Regarding you question 'How do I proceed from there?' I understand that you just want to compute the logFC on the gene-level and not to perform DE analysis. In this case, you could run the 'getVariance' function over the replicates of a given condition (each file should have ~30000 genes x 1000 samples as you described). This will produce a file <*.Lmean> containing the averaged expression (in the first column) across all replicates of the specific condition. Then you will have to do this for the replicates of the second condition. Then you can compute the logFC.

messersc commented 9 years ago

Hello Panagiotis,

yes, I have a trInfo DataFrame/File with proper groupings (queried biomaRt for missing gene names) and I also have succesfully called getGeneExpression(), which gives me the mentioned files (without any file extension, though. ~30000 genes x 1000 samples down from ~80000 transcripts). I will try 'getVariance', thanks for the advice.

Further questions that came up:

Thanks for your help!

petog commented 9 years ago

Hi, the L in .Lmean should stand for logged.
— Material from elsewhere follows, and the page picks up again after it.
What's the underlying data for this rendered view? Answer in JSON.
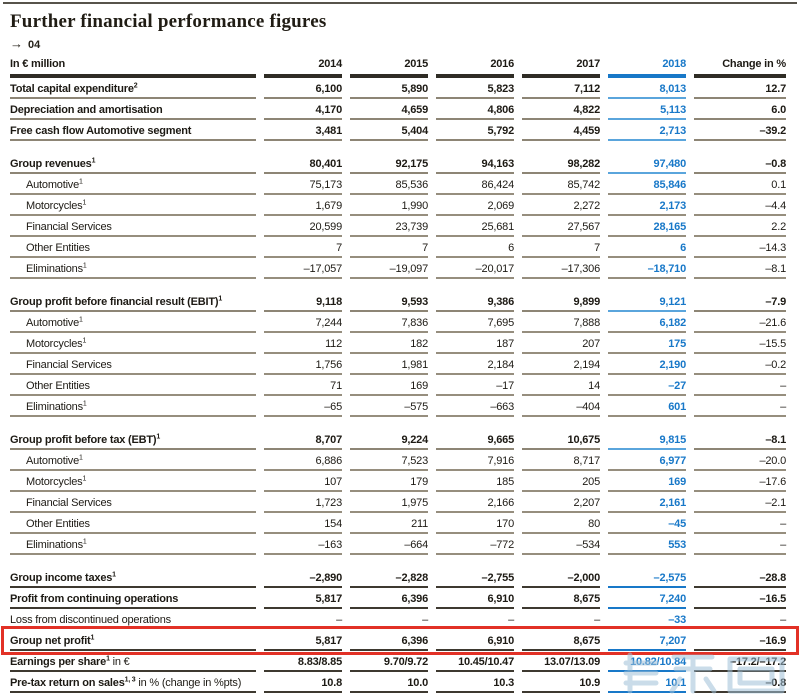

So it should be the mean of log expression. .mean files will most likely be just the mean expressions for each replicate.

Yes, there is a mapping. I think you should be able to run all R methods with pretend=TRUE option, in such case, the only output will be the actual shell commands that can be used to get the same results. If you run the methods with same arguments as before, you should see exactly which command produced which files (and also what were the command line arguments).